Pada masa ini pustakawan mulai menghadapi konsekuensi yang bukan hanya konsekuensi sebagai pustakawan. Namun juga konsekuensi sebagai manusia. Pustakawan harus mampu membaca dirinya sebagai manusia, bukan sekedar sebagai pustakawan semata. Sebagai pustakawan, diajarkan hal yang ideal: lowongan pustakawan yang menjadi haknya, bisa bekerja, sesuai pendidikan, digaji ideal. Tapi konsekuensi sebagai manusia lebih luas. Manusia itu harus mau diuji, berjalan di jalan yang berliku, penuh perjuangan, dan lainnya. Gajinya sedikit, diberi pekerjaan berlebih, dan lainnya. Ndak enak. Nah, pada masa itulah dia harus memutuskan: lanjut, atau cabut. 

Paijo ingat pernah pula dicurhati orang yang ada di level pustakawan. Pelik masalahnya. Bingung pula Paijo dalam menanggapi. Ketika itu, kawan Paijo diminta untuk pindah ke bagian lain. Dia dihadapkan pada pilihan idealisme, atau mengikuti perintah atasan. Paijo memberikan saran yang menurutnya paling barokah: ikuti perintah atasan, selama itu bukan perintah keburukan. Saran ini disampaikan, karena Paijo melihat di unit tersebut kurang orang, dan pada saat yang sama, bagian lain sangat membutuhkan. Kawan tersebutlah satu-satunya pilihan pimpinan. Bagaimana dengan perpustakaan yang ditinggalkan? Dengan pengondisian, dapat berjalan hingga sekarang. Mungkin saran tersebut tidak akan disampaikan, jika ternyata di unit masih ada banyak pilihan orang.

Orang yang (entah) kebetulan atau ditakdirkan jadi pustakawan, harus memandang dirinya sebagai manusia, dan siap dengan segala konsekuensinya sebagai manusia.

Paijo ingat, pada sebuah buku disampaikan bahwa hidup itu ujian, baru kemudian ada pelajaran dari ujian itu.
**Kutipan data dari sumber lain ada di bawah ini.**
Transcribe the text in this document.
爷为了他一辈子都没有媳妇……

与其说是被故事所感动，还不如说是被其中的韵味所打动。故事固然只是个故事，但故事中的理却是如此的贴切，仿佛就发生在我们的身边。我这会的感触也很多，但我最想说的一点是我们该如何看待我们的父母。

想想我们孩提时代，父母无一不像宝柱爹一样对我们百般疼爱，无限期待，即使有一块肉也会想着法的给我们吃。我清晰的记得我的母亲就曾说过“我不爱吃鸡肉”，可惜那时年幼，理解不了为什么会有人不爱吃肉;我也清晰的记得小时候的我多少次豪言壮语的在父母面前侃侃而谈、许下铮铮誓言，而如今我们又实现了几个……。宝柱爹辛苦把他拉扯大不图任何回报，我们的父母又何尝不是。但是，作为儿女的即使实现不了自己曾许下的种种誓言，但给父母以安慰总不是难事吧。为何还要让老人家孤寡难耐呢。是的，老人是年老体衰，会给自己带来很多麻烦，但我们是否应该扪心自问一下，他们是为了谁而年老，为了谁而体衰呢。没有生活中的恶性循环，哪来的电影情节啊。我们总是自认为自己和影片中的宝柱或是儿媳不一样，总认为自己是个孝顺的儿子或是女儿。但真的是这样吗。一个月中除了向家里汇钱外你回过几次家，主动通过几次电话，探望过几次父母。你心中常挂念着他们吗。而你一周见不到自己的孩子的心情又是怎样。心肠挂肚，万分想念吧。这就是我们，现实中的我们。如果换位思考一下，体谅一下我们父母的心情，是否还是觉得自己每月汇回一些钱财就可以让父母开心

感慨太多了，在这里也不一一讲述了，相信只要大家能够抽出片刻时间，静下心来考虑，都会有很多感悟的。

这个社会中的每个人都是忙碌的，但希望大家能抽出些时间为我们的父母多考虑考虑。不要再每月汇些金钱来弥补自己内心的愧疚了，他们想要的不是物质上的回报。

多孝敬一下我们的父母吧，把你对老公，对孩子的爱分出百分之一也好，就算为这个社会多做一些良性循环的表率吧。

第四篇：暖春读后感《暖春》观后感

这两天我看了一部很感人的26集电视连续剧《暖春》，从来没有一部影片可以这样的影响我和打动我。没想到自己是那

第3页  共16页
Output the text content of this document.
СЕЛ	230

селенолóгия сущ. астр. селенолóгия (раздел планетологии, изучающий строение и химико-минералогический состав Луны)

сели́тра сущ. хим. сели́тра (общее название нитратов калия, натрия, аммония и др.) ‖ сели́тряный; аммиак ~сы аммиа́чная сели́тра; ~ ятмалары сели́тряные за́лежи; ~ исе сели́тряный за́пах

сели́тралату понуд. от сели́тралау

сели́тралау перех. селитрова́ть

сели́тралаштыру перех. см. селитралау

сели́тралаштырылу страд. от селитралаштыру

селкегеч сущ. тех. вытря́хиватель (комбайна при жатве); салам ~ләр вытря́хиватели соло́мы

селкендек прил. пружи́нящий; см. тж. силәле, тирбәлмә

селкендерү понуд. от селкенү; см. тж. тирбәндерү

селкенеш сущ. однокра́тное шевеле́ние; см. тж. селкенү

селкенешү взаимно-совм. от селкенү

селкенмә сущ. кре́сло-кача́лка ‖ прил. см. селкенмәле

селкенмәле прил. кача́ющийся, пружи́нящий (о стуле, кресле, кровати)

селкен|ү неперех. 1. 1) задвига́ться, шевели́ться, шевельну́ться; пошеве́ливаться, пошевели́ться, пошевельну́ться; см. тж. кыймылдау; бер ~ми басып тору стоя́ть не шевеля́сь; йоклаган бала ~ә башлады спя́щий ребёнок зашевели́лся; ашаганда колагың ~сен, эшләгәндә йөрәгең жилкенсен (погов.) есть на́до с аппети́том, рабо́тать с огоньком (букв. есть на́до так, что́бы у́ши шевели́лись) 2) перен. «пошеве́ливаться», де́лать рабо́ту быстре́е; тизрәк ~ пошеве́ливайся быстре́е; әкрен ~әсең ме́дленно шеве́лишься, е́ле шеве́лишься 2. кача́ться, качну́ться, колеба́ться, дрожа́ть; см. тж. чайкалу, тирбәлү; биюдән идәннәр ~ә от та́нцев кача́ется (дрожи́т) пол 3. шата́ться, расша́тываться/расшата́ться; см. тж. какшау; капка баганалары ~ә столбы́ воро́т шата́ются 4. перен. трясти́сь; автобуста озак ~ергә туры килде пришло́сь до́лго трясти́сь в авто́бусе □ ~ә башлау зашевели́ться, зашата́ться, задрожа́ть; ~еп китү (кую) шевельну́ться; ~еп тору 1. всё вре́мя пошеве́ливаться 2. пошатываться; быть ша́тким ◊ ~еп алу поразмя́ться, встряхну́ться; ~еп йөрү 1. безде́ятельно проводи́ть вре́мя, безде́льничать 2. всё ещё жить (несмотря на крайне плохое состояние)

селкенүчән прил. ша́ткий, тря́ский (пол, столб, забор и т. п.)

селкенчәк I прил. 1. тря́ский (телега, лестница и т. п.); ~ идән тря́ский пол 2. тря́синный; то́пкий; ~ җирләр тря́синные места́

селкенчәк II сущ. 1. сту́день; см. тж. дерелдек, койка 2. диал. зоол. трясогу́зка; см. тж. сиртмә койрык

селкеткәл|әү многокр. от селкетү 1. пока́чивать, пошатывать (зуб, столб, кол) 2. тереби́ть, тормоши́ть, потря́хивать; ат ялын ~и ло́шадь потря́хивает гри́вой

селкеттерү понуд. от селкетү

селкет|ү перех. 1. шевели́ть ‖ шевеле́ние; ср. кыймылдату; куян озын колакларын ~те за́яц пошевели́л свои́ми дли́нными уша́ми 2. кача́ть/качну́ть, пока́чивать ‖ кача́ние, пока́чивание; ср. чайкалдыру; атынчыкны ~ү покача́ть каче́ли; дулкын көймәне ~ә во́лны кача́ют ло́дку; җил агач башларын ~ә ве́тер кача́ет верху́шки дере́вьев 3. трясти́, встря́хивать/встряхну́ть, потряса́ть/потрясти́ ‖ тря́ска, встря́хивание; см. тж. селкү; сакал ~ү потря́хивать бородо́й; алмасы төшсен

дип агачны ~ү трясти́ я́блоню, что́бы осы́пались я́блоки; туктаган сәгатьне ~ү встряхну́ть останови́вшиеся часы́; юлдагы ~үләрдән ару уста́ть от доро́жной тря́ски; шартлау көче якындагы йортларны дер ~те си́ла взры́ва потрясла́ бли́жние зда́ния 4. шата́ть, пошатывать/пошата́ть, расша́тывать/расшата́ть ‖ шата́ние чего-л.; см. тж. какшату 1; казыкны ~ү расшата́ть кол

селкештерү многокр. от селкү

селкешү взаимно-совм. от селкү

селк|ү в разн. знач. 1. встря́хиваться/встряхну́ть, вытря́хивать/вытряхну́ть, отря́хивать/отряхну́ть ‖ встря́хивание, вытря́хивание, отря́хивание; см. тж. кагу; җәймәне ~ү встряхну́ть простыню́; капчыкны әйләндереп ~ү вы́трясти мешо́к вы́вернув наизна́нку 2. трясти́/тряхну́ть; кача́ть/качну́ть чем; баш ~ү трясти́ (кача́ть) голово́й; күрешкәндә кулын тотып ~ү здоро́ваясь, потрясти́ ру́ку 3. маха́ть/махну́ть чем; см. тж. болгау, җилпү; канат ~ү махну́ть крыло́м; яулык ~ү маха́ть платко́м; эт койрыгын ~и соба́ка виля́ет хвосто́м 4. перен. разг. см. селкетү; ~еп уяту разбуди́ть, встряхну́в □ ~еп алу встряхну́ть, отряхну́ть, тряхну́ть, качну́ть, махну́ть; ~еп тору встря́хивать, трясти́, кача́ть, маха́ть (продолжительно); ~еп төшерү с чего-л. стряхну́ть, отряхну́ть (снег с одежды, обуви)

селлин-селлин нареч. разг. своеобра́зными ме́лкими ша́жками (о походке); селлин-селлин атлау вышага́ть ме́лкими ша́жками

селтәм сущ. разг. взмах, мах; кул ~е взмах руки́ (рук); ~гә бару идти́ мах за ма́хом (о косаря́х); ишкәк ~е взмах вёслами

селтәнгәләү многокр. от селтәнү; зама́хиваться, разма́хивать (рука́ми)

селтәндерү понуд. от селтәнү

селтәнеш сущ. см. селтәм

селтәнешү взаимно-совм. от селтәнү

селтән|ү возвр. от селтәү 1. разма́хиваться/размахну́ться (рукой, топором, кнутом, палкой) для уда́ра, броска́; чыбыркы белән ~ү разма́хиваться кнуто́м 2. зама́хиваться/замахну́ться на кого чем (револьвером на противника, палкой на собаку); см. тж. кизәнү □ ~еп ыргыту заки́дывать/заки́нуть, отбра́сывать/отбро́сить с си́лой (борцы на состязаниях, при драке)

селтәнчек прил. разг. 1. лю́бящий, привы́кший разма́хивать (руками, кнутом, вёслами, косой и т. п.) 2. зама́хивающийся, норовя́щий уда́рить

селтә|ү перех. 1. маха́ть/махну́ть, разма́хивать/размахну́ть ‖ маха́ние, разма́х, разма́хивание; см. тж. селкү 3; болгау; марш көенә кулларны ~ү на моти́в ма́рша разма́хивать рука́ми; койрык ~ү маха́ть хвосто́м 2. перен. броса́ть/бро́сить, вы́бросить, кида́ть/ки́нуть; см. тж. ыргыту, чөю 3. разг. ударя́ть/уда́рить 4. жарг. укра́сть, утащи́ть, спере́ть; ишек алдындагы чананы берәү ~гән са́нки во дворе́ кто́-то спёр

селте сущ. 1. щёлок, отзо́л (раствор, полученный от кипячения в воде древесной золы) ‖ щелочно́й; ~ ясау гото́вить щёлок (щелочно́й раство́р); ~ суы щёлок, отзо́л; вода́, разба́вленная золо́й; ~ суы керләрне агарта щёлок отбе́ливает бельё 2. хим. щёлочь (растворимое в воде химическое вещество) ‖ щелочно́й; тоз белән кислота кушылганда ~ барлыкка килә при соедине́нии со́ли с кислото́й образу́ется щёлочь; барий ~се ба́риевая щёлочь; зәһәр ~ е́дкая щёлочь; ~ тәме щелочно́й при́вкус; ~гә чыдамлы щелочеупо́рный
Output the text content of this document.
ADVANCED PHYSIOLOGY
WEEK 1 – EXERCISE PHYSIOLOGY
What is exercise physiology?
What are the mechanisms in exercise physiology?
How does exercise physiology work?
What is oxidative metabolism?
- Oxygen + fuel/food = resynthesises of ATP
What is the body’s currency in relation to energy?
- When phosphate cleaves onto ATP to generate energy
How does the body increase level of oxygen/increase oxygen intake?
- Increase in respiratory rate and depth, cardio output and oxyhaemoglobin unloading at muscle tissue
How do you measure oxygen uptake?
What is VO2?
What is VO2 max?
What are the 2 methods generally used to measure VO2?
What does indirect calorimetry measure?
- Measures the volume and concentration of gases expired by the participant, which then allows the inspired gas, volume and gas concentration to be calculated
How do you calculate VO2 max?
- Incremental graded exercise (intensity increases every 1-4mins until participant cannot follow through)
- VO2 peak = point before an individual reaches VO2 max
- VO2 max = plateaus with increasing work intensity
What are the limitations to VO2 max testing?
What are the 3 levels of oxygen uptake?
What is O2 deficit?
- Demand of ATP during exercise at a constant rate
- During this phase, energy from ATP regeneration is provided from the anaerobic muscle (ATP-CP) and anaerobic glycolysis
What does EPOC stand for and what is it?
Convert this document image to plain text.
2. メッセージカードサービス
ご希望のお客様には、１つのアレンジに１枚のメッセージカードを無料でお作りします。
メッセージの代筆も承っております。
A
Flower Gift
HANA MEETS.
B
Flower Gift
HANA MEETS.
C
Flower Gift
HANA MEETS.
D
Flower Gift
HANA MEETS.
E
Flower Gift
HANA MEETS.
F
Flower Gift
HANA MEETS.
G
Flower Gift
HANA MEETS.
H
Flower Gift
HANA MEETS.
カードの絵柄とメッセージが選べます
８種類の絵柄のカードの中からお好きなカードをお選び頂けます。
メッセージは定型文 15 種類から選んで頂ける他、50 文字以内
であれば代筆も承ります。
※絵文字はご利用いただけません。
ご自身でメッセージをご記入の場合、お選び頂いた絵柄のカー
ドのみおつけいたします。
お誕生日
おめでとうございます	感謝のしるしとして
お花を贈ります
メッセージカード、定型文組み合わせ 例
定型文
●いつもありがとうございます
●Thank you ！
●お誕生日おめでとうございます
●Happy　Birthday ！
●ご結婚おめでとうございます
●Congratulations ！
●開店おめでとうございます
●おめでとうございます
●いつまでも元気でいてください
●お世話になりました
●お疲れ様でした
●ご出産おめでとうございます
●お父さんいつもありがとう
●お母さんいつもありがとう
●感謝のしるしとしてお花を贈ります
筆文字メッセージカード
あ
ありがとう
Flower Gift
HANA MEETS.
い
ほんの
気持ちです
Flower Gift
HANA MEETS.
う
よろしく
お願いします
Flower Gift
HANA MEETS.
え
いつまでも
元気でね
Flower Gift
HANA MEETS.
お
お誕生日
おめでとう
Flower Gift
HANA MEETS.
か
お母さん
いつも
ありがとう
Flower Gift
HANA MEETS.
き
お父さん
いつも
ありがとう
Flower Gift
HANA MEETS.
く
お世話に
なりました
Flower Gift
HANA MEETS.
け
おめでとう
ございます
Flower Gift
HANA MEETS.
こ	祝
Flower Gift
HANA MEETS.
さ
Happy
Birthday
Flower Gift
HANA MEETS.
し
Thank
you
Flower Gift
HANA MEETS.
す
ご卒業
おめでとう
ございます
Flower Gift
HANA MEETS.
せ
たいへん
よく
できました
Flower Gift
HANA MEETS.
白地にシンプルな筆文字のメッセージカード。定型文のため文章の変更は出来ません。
Demikian pula ketika pustakawan masih kuliah, porsi belajarnya baru 20%. Yang 80% main-main. Sementara ketika jadi pustakawan, 100% kesehariannya adalah belajar, praktik, dan ujian. Dia dihadapkan para kenyataan dan ujian. Barulah dari dua hal ini dicari nilai pelajarannya, begitu seterusnya. Itupun jika mampu mencerna ujian yang dihadapi. Jika tidak, maka yang muncul hanya keluhan, umpatan, dan semacamnya. 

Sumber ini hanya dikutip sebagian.